Watset: Automatic Induction of Synsets from a Graph of Synonyms

Watset is a local-global meta-algorithm for fuzzy graph clustering. The underlying principle is to discover the word senses based on a local graph clustering, and then to induce synsets using global clustering.

Originally, Watset is designed for addressing the synset induction problem. Despite its simplicity, Watset shows excellent results, outperforming five competitive state-of-the-art methods in terms of F-score on four gold standard datasets for English and Russian derived from large-scale manually constructed lexical resources.
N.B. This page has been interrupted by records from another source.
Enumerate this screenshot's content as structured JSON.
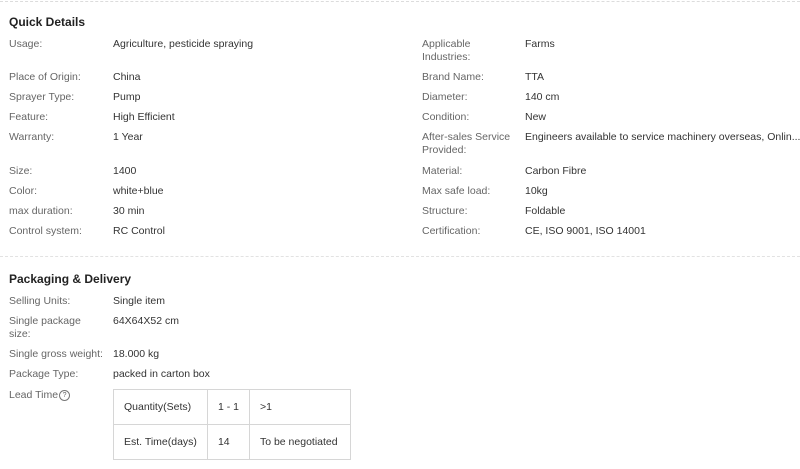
{
  "quick_details": {
    "title": "Quick Details",
    "left": [
      {
        "label": "Usage:",
        "value": "Agriculture, pesticide spraying"
      },
      {
        "label": "Place of Origin:",
        "value": "China"
      },
      {
        "label": "Sprayer Type:",
        "value": "Pump"
      },
      {
        "label": "Feature:",
        "value": "High Efficient"
      },
      {
        "label": "Warranty:",
        "value": "1 Year"
      },
      {
        "label": "Size:",
        "value": "1400"
      },
      {
        "label": "Color:",
        "value": "white+blue"
      },
      {
        "label": "max duration:",
        "value": "30 min"
      },
      {
        "label": "Control system:",
        "value": "RC Control"
      }
    ],
    "right": [
      {
        "label": "Applicable Industries:",
        "value": "Farms"
      },
      {
        "label": "Brand Name:",
        "value": "TTA"
      },
      {
        "label": "Diameter:",
        "value": "140 cm"
      },
      {
        "label": "Condition:",
        "value": "New"
      },
      {
        "label": "After-sales Service Provided:",
        "value": "Engineers available to service machinery overseas, Onlin..."
      },
      {
        "label": "Material:",
        "value": "Carbon Fibre"
      },
      {
        "label": "Max safe load:",
        "value": "10kg"
      },
      {
        "label": "Structure:",
        "value": "Foldable"
      },
      {
        "label": "Certification:",
        "value": "CE, ISO 9001, ISO 14001"
      }
    ]
  },
  "packaging": {
    "title": "Packaging & Delivery",
    "rows": [
      {
        "label": "Selling Units:",
        "value": "Single item"
      },
      {
        "label": "Single package size:",
        "value": "64X64X52 cm"
      },
      {
        "label": "Single gross weight:",
        "value": "18.000 kg"
      },
      {
        "label": "Package Type:",
        "value": "packed in carton box"
      }
    ],
    "lead_time_label": "Lead Time",
    "lead_table": {
      "row1": [
        "Quantity(Sets)",
        "1 - 1",
        ">1"
      ],
      "row2": [
        "Est. Time(days)",
        "14",
        "To be negotiated"
      ]
    }
  }
}
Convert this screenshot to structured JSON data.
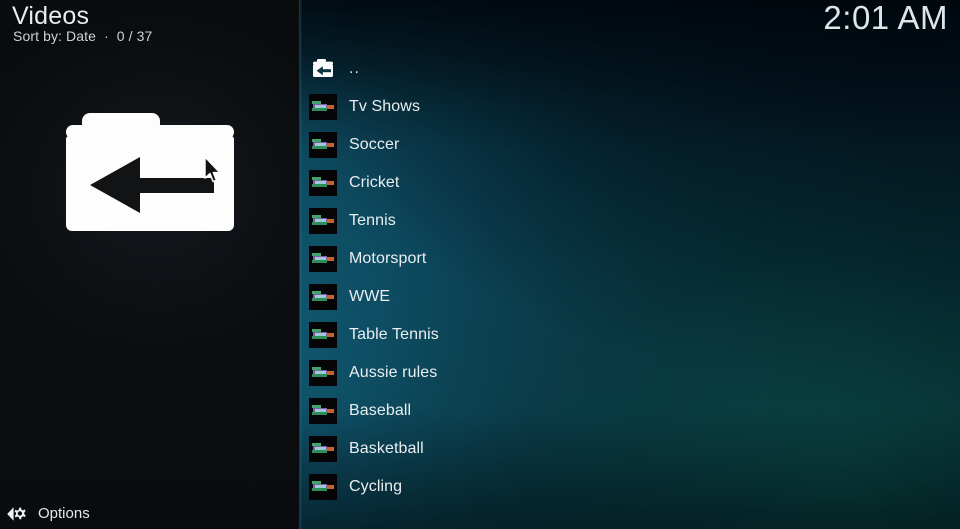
{
  "header": {
    "title": "Videos",
    "sort_line": "Sort by: Date  ·  0 / 37",
    "clock": "2:01 AM"
  },
  "footer": {
    "options_label": "Options",
    "options_icon": "options-chevron-gear-icon"
  },
  "preview": {
    "icon": "parent-folder-back-icon"
  },
  "cursor": {
    "icon": "mouse-pointer-icon"
  },
  "list": {
    "items": [
      {
        "label": "..",
        "icon": "parent-folder-icon",
        "type": "parent"
      },
      {
        "label": "Tv Shows",
        "icon": "folder-thumb-icon",
        "type": "folder"
      },
      {
        "label": "Soccer",
        "icon": "folder-thumb-icon",
        "type": "folder"
      },
      {
        "label": "Cricket",
        "icon": "folder-thumb-icon",
        "type": "folder"
      },
      {
        "label": "Tennis",
        "icon": "folder-thumb-icon",
        "type": "folder"
      },
      {
        "label": "Motorsport",
        "icon": "folder-thumb-icon",
        "type": "folder"
      },
      {
        "label": "WWE",
        "icon": "folder-thumb-icon",
        "type": "folder"
      },
      {
        "label": "Table Tennis",
        "icon": "folder-thumb-icon",
        "type": "folder"
      },
      {
        "label": "Aussie rules",
        "icon": "folder-thumb-icon",
        "type": "folder"
      },
      {
        "label": "Baseball",
        "icon": "folder-thumb-icon",
        "type": "folder"
      },
      {
        "label": "Basketball",
        "icon": "folder-thumb-icon",
        "type": "folder"
      },
      {
        "label": "Cycling",
        "icon": "folder-thumb-icon",
        "type": "folder"
      }
    ]
  },
  "colors": {
    "background_teal": "#0e4e64",
    "background_dark": "#04222c",
    "panel_black": "#0a0c0e",
    "text_primary": "#e9eef0",
    "text_secondary": "#cdd3d6"
  }
}
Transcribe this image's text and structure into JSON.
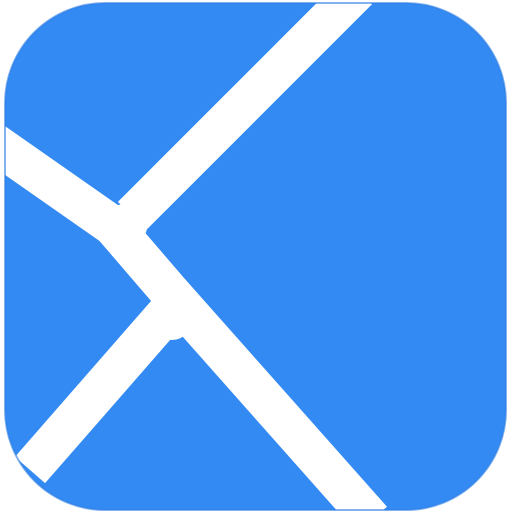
{
  "icon": {
    "name": "app-logo-icon",
    "colors": {
      "tile": "#338af3",
      "rim": "#2f7fe3",
      "stripes": "#ffffff"
    }
  }
}
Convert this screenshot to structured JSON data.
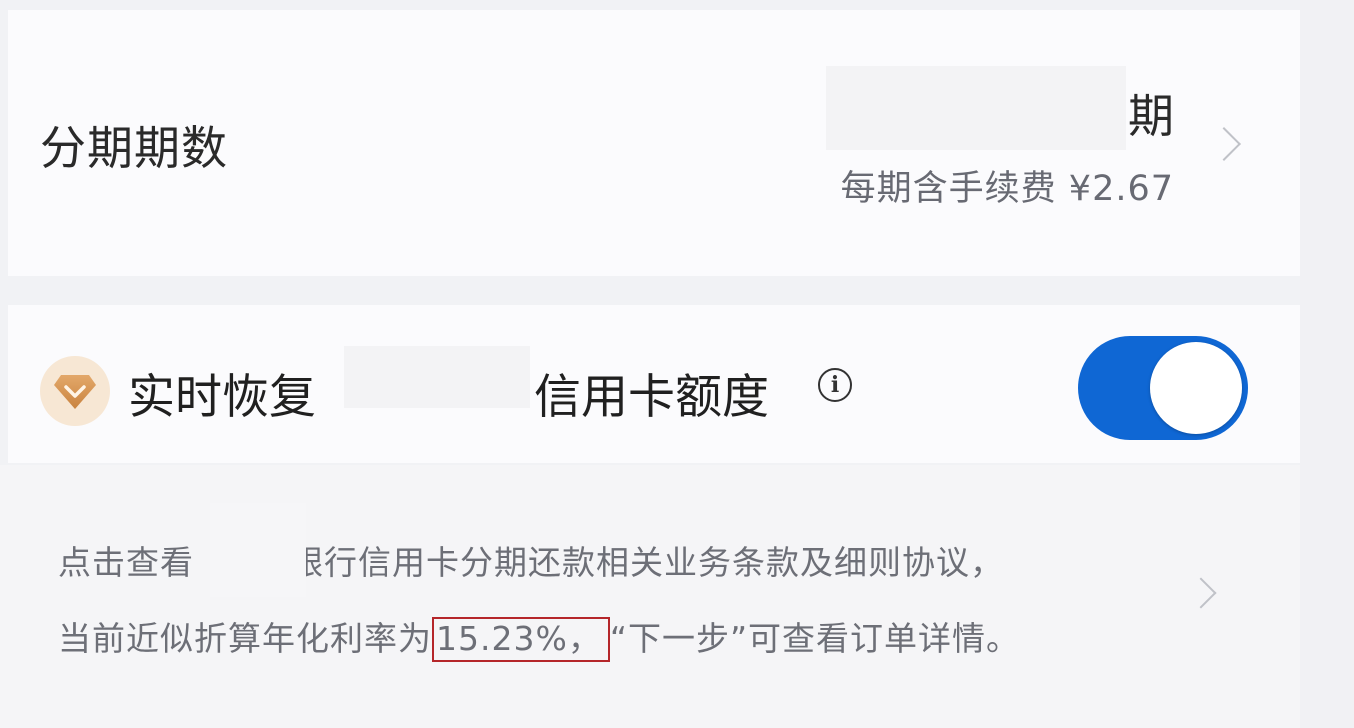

A synonymy dictionary can be perceived as a graph, where the nodes correspond to lexical entries (words) and the edges connect pairs of the nodes when the synonymy relation between them holds. The cliques in such a graph naturally form densely connected sets of synonyms corresponding to concepts. Given the fact that solving the clique problem exactly in a graph is NP-complete and that these graphs typically contain tens of thousands of nodes, it is reasonable to use efficient hard graph clustering algorithms, like MCL and CW, for finding a global segmentation of the graph.

However, the hard clustering property of these algorithm does not handle polysemy: while one word could have several senses, it will be assigned to only one cluster. To deal with this limitation, a word sense induction procedure is used to induce senses for all words, one at the time, to produce a disambiguated version of the graph where a word is now represented with one or many word senses.

More specifically, the method consists of five steps presented: (1) learning word embeddings; (2) constructing the ambiguous weighted graph of synonyms G; (3) inducing the word senses; (4) constructing the disambiguated weighted graph G' by disambiguating of neighbors with respect to the induced word senses; (5) global clustering of the disambiguated graph.


This repository contains the implementation of Watset. See LICENSE for details.